Comprenant les mobiles de leurs crimes, elle comprend également que toutes ces forces pernicieuses que je viens de nommer sont aussi celles qui la menacent. De l'extérieur ; ou à l'intérieur d'elle-même.

Hors d'elle, elle voit que sous la guerre qui fait rage, il s'en prépare de plus terribles encore dont l'horreur, si elles éclataient, pourrait être encore aggravée par la difficile question du “partage des ressources” (allant en se raréfiant toujours davantage...) laissée aux bons soins d'un affrontement des gangs planétarisé, gangs eux-mêmes plus ou moins organisés autour des clans, des ethnies, des groupes raciaux, nationaux, idéologiques ou religieux et chauffés à blanc par des furies historiques revanchardes.

En elle, elle sent bien que, dans un tel climat, ce qui l'anime c'est, le plus souvent, le très nihiliste : “Détruis ton prochain comme toi-même” (ce qu'elle fait assez alternativement), plutôt que le très christique et finalement éthique et “socialiste” : “Aime ton prochain comme toi-même” ou, pire encore, l'idyllique et aujourd'hui ahurissant : “Peace and love” universels puisque le nouveau slogan de l'époque pourrait bien être, tout à l'inverse : “War and Hate” universels.

Mais cette très particulière injouissance, et sa violence, qu'elle voit partout, se présente, maintenant massivement, habilement et ironiquement, dans le domaine des arts et des lettres ou des mœurs sous les traits très “hip”, très “avant-gardistes” de l'hédonisme libérateur des pulsions “libertaires” violemment destructrices ou autodestructrices. Du trash et du punk, donc.

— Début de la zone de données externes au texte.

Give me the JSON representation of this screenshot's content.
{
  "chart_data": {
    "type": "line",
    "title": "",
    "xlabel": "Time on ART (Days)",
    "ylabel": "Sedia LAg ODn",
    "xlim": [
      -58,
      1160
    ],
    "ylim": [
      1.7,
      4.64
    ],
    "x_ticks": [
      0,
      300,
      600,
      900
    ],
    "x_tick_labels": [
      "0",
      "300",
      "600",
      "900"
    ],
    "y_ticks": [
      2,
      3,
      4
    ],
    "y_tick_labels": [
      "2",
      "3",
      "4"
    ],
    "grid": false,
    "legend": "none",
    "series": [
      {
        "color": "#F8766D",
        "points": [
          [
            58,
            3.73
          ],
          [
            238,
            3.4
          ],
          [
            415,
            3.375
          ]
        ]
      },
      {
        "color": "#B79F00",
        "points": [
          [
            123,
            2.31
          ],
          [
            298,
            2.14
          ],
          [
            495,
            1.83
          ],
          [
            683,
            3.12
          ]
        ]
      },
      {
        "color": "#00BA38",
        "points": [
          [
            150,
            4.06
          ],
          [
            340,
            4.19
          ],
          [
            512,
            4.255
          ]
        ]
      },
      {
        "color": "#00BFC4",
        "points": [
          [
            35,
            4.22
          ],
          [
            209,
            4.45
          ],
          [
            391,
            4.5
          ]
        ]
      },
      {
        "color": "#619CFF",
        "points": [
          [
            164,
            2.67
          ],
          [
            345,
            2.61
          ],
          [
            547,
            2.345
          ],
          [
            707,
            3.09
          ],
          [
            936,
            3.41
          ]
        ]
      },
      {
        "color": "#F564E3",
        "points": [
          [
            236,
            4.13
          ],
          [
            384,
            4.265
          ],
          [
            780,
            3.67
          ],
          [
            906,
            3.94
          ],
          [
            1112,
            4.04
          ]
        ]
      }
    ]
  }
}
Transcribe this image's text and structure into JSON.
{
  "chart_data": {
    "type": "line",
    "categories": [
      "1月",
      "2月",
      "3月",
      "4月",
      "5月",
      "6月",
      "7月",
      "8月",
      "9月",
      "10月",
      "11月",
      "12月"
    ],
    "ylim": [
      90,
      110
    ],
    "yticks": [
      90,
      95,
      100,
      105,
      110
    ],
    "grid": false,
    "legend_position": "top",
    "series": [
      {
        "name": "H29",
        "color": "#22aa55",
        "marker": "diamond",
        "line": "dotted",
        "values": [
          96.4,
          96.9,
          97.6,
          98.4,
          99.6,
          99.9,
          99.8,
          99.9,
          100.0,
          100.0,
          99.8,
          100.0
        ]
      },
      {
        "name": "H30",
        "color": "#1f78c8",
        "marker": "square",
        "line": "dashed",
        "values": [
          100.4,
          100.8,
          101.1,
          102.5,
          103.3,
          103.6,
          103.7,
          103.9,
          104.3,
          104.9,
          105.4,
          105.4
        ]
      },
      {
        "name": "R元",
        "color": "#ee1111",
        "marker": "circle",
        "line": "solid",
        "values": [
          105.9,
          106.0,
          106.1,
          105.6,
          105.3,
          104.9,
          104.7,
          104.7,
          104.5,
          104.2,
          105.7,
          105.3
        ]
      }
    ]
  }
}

Le trash et le punk ont été à la littérature, aux arts et aux mœurs et dans cette période d'infamie intensifiée dont on voit aujourd'hui (d'une façon ou d'une autre...) l'ombre de l'ombre de la fin ce que l'alimentation “cannibalique” du bétail par la farine de ce même bétail a été à l'histoire de la gastronomie : une période de vaches folles.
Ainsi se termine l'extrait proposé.